Recensione: Rapture
Nuovo album per Anette Olzon, nota ai più per essere stata la cantante dei Nightwish dal 2005 al 2012. Oltre alla militanza nella band finlandese, la Olzon però, può vantare numerosi altri sodalizi e collaborazioni. Rapture, è il terzo album solista della cantante svedese che segue il debutto Shine del 2014 ed il successivo Strong del 2021.
Per questo nuovo capitolo, Anette si affida alla stessa squadra di musicisti del precedente Strong.
Magnus Karlsson a chitarra, basso e tastiere, Anders Köllerfors alla batteria, ed infine Johan Husgafvel, che dopo aver lasciato il basso a Karlsson, si dedica solamente alle parti in growl.
Edito dalla Frontiers Music, questo nuovo capitolo è stato registrato presso i Stuntguitar Studios in Svezia. Per il mixaggio ci si è avvalsi di Jacob Hansen, vecchia conoscenza di Anette avendoci lavorato assieme nell’ambito dei The Dark Element. Il genere trattato è sostanzialmente un power sinfonico, che si destreggia fra elementi gothic e puntate di melodic death.
Il primo brano Heed The Call mette già in evidenza buona parte dei vari elementi sopra elencati. Il tutto sulle note di un sympho power, dove Anette, coadiuvata dai growl di Husgafvel, si rende già protagonista. Un’intro di pianoforte dà il via a Rapture, un’altra traccia sulla lunghezza d’onda della precedente, tutto sommato abbastanza buona. Day Of Wrath continua a mescolare sympho, e goth-power con un piglio moderno per provare a dare quel tocco di mainstream al disco.

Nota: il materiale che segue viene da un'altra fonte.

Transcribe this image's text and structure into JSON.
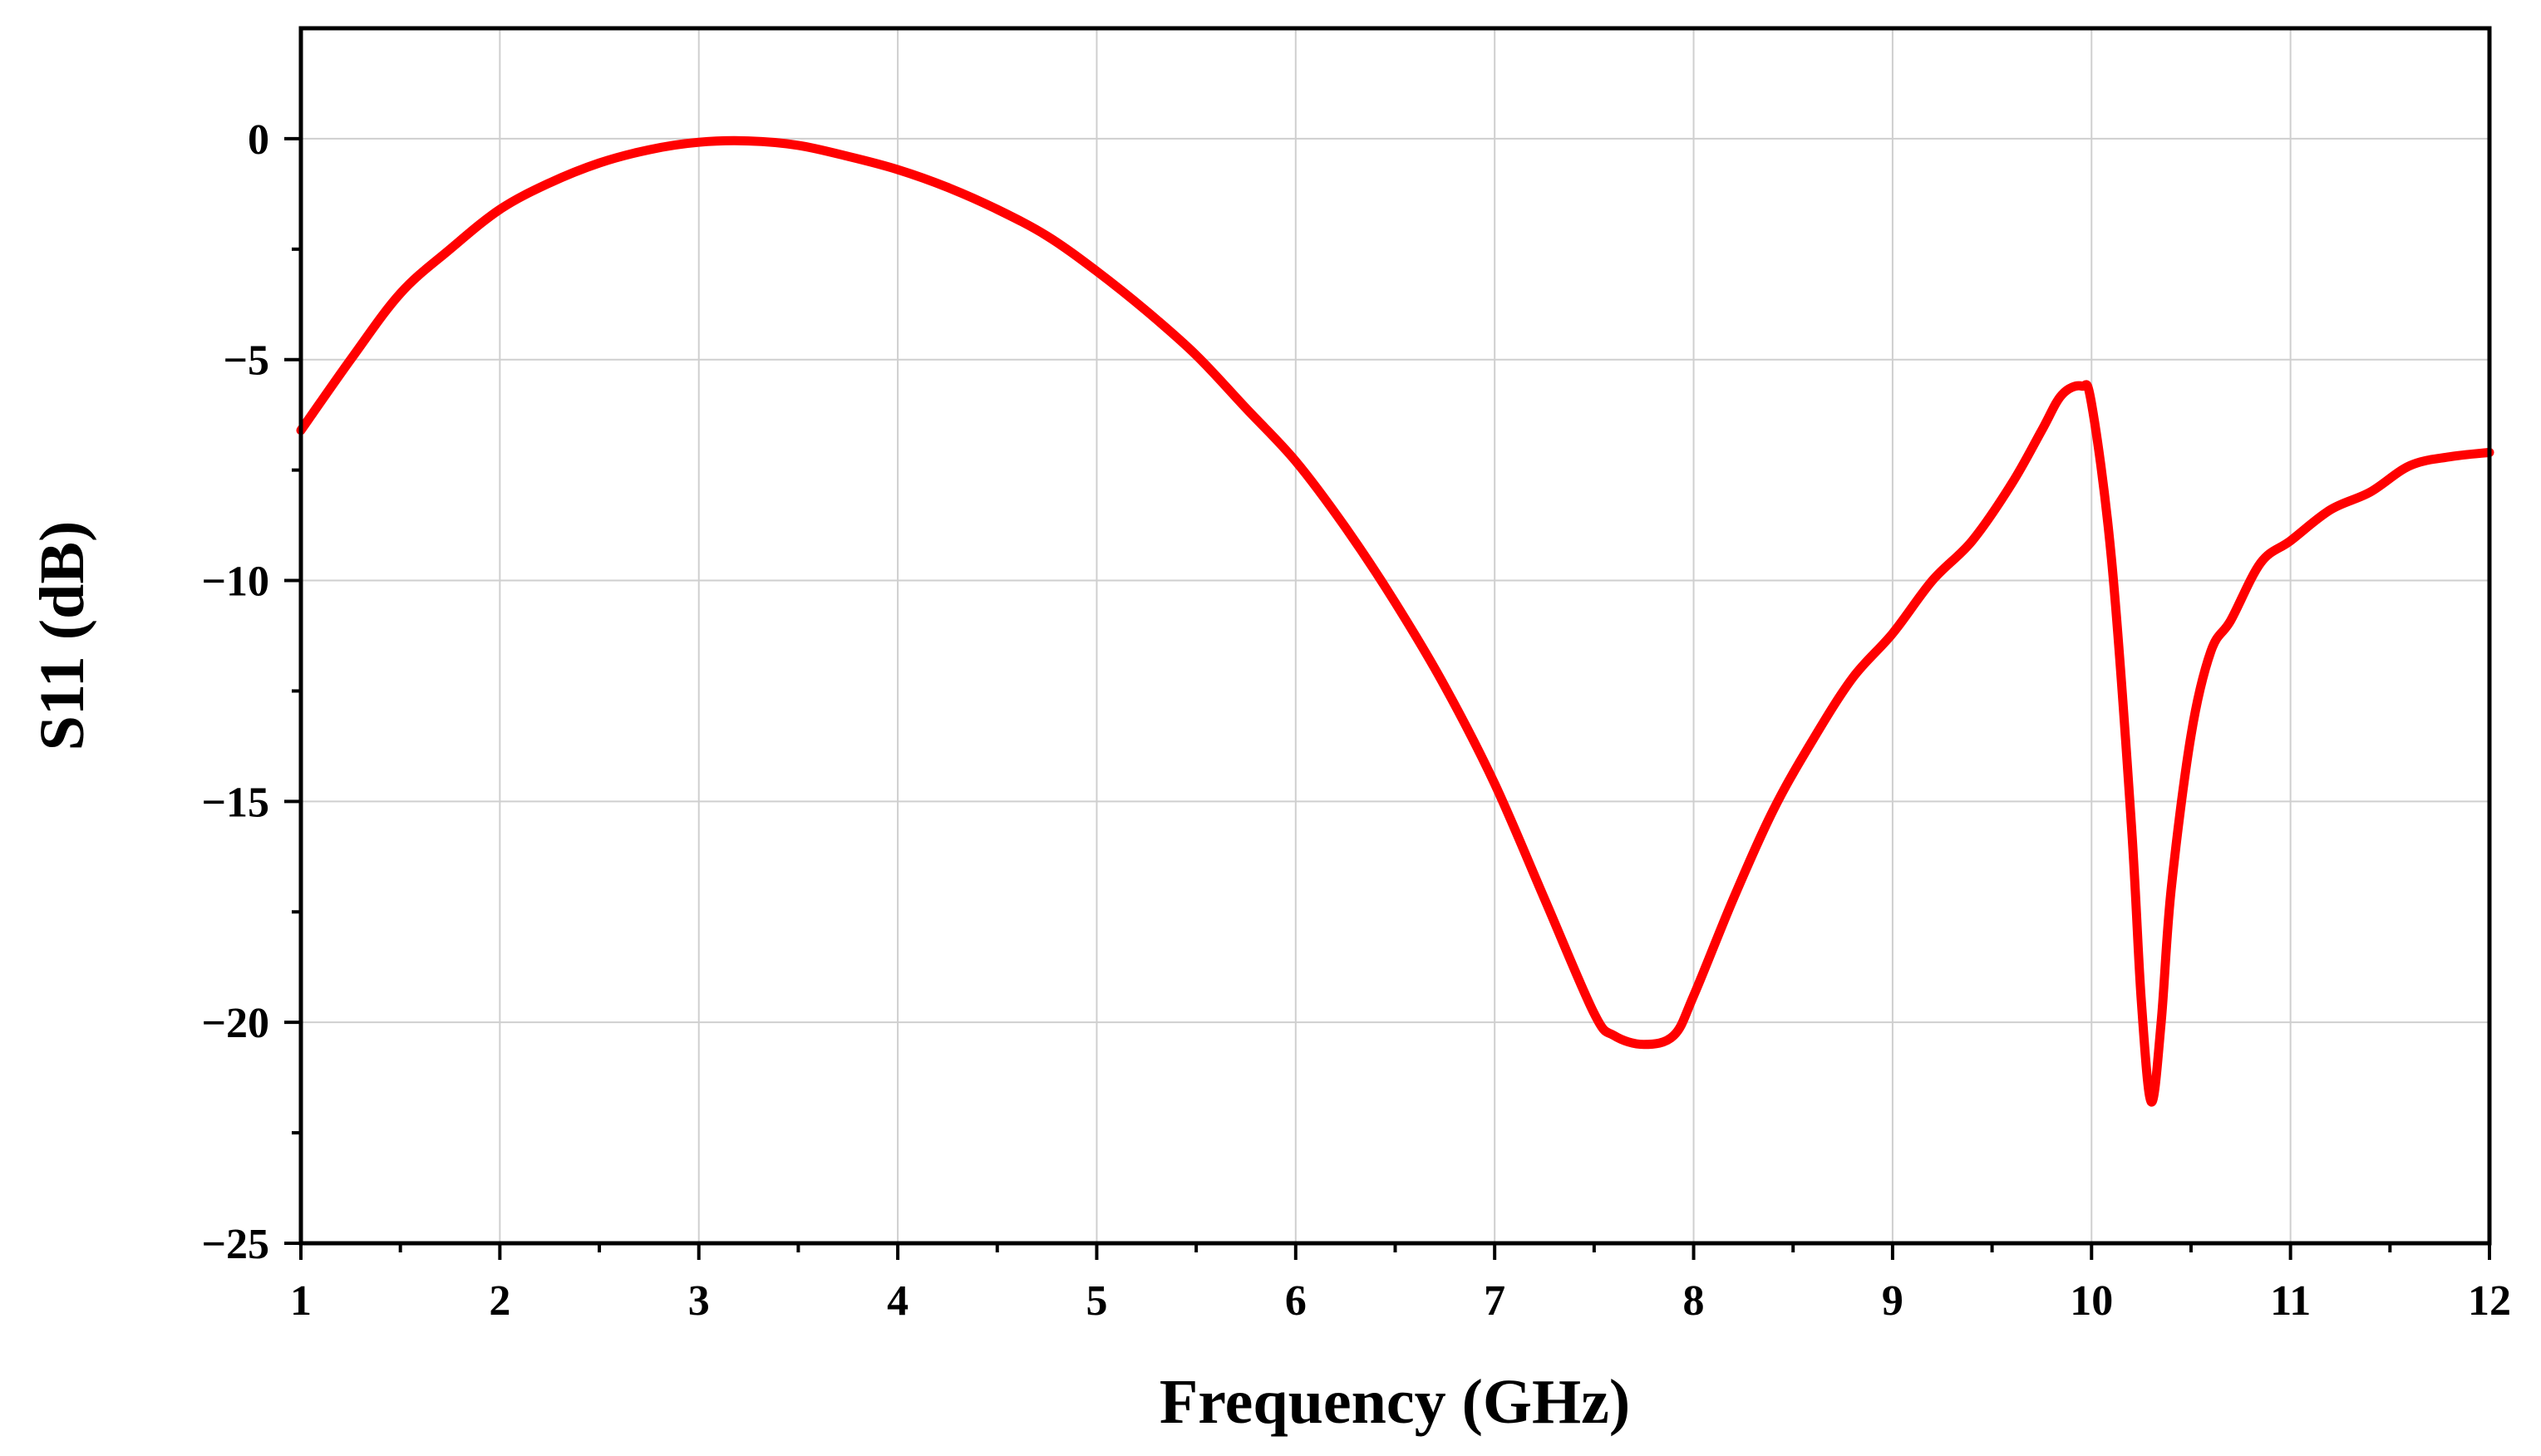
{
  "chart_data": {
    "type": "line",
    "title": "",
    "xlabel": "Frequency (GHz)",
    "ylabel": "S11 (dB)",
    "xlim": [
      1,
      12
    ],
    "ylim": [
      -25,
      2.5
    ],
    "grid": true,
    "legend": "none",
    "x_ticks": [
      1,
      2,
      3,
      4,
      5,
      6,
      7,
      8,
      9,
      10,
      11,
      12
    ],
    "x_tick_labels": [
      "1",
      "2",
      "3",
      "4",
      "5",
      "6",
      "7",
      "8",
      "9",
      "10",
      "11",
      "12"
    ],
    "y_ticks": [
      0,
      -5,
      -10,
      -15,
      -20,
      -25
    ],
    "y_tick_labels": [
      "0",
      "−5",
      "−10",
      "−15",
      "−20",
      "−25"
    ],
    "series": [
      {
        "color": "#ff0000",
        "x": [
          1.0,
          1.25,
          1.5,
          1.75,
          2.0,
          2.25,
          2.5,
          2.75,
          3.0,
          3.25,
          3.5,
          3.75,
          4.0,
          4.25,
          4.5,
          4.75,
          5.0,
          5.25,
          5.5,
          5.75,
          6.0,
          6.25,
          6.5,
          6.75,
          7.0,
          7.25,
          7.5,
          7.6,
          7.75,
          7.9,
          8.0,
          8.2,
          8.4,
          8.6,
          8.8,
          9.0,
          9.2,
          9.4,
          9.6,
          9.75,
          9.85,
          9.95,
          10.0,
          10.1,
          10.2,
          10.25,
          10.3,
          10.35,
          10.4,
          10.5,
          10.6,
          10.7,
          10.85,
          11.0,
          11.2,
          11.4,
          11.6,
          11.8,
          12.0
        ],
        "y": [
          -6.6,
          -5.0,
          -3.5,
          -2.5,
          -1.6,
          -1.0,
          -0.55,
          -0.25,
          -0.08,
          -0.05,
          -0.15,
          -0.4,
          -0.7,
          -1.1,
          -1.6,
          -2.2,
          -3.0,
          -3.9,
          -4.9,
          -6.1,
          -7.3,
          -8.8,
          -10.5,
          -12.4,
          -14.6,
          -17.2,
          -19.8,
          -20.3,
          -20.5,
          -20.3,
          -19.4,
          -17.2,
          -15.2,
          -13.6,
          -12.2,
          -11.2,
          -10.0,
          -9.1,
          -7.8,
          -6.6,
          -5.8,
          -5.6,
          -6.0,
          -9.5,
          -15.5,
          -19.5,
          -21.8,
          -20.0,
          -17.0,
          -13.5,
          -11.6,
          -10.9,
          -9.6,
          -9.1,
          -8.4,
          -8.0,
          -7.4,
          -7.2,
          -7.1
        ]
      }
    ]
  }
}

Requiem, come da titolo, si presenta più cupa e tendente ad un certo gothic sinfonico, con la Olzon che gioca su melodie orecchiabili per rendere il pezzo più accattivante.
Ancore melodie cupe su Greedy World, le medesime che poi ritroviamo sull’orientaleggiante Arise.
Magnus Karlsson, ed il drummer Köllerfors, imbastiscono una buona struttura portante per i brani, permettendo ad Anette ed ai growl di rinforzo di Husgafvel, di tessere le liriche delle canzoni. Anche la mano esperta di Jacob Hansen al mixer valorizza la prova dei singoli musicisti con suoni impeccabili. Ciò nonostante si ha l’impressione che, a livello compositivo, in certi punti si sarebbe potuto offrire qualcosa di più.
Si prosegue con Take A Stand che presenta un piglio più modern metal, mentre Cast Evil Out prova la carta sempre valida della canzone con melodie catchy.
Arriva il momento soft con Hear My Song, una ballad sognante dove spicca un assolo di chitarra di Karlsson.
Head Up High richiama i trascorsi di Anette alla corte dei Nightwish con qualche strizzata d’occhio agli Evanescence.
We Search For Peace alla fine fa un’accumulo delle cose fin qui ascoltate, una specie di calderone dei vari generi musicali come lo è del resto, tutto questo Rapture. Oppure, se non calderone, diciamo allora un più elegante piatto misto, con cui poter assaggiare vari sapori in un’unica portata. Ed ecco quindi, che su Rapture ci vengono ben impiattati symphonic power, un po’ di gothic, melodic metal moderno e qualche richiamo a nomi noti come Nightwish ed Epica. Infine l’onnipresente growl di Johan Husgafvel che da quel pizzico di cattiveria per abbracciare anche i favori degli amanti di un certo metal estremo (o presunto tale). Tutti ingredienti pregiati, ai quali manca però la giusta dose di sale che dia loro sapore.
Infatti, se con le prime battute Rapture sembrerebbe far promettere qualcosa di interessante, poi, con lo scorrere dei vari pezzi, tende ad appiattirsi. Il disco viaggio sempre sulle stesse coordinate e si passa tutto il tempo ad aspettare il momento del botto che però non arriva mai. I brani presi singolarmente si lasciano ascoltare, ma nel contesto dell’intero lavoro, tendono ad annullarsi a vicenda.
Anette in sostanza ripropone sempre la stessa formula, come se avesse paura o poca voglia di osare qualche cosa in più: nonostante la sua indiscussa abilità canora, il disco non riesce mai a prendere veramente il volo.
Possiamo definire Rapture, un lavoro ben confezionato in una buona produzione ed una prova impeccabile dei vari musicisti. Peccato che una volta aperta la confezione ci si trova con meno sostanza di quella che ci si aspettava.
Un album quindi, che può comunque andare incontro ai favori degli amanti incalliti del symphonic power. Per tutti gli altri meglio rivolgere lo sguardo verso qualcosa d’altro.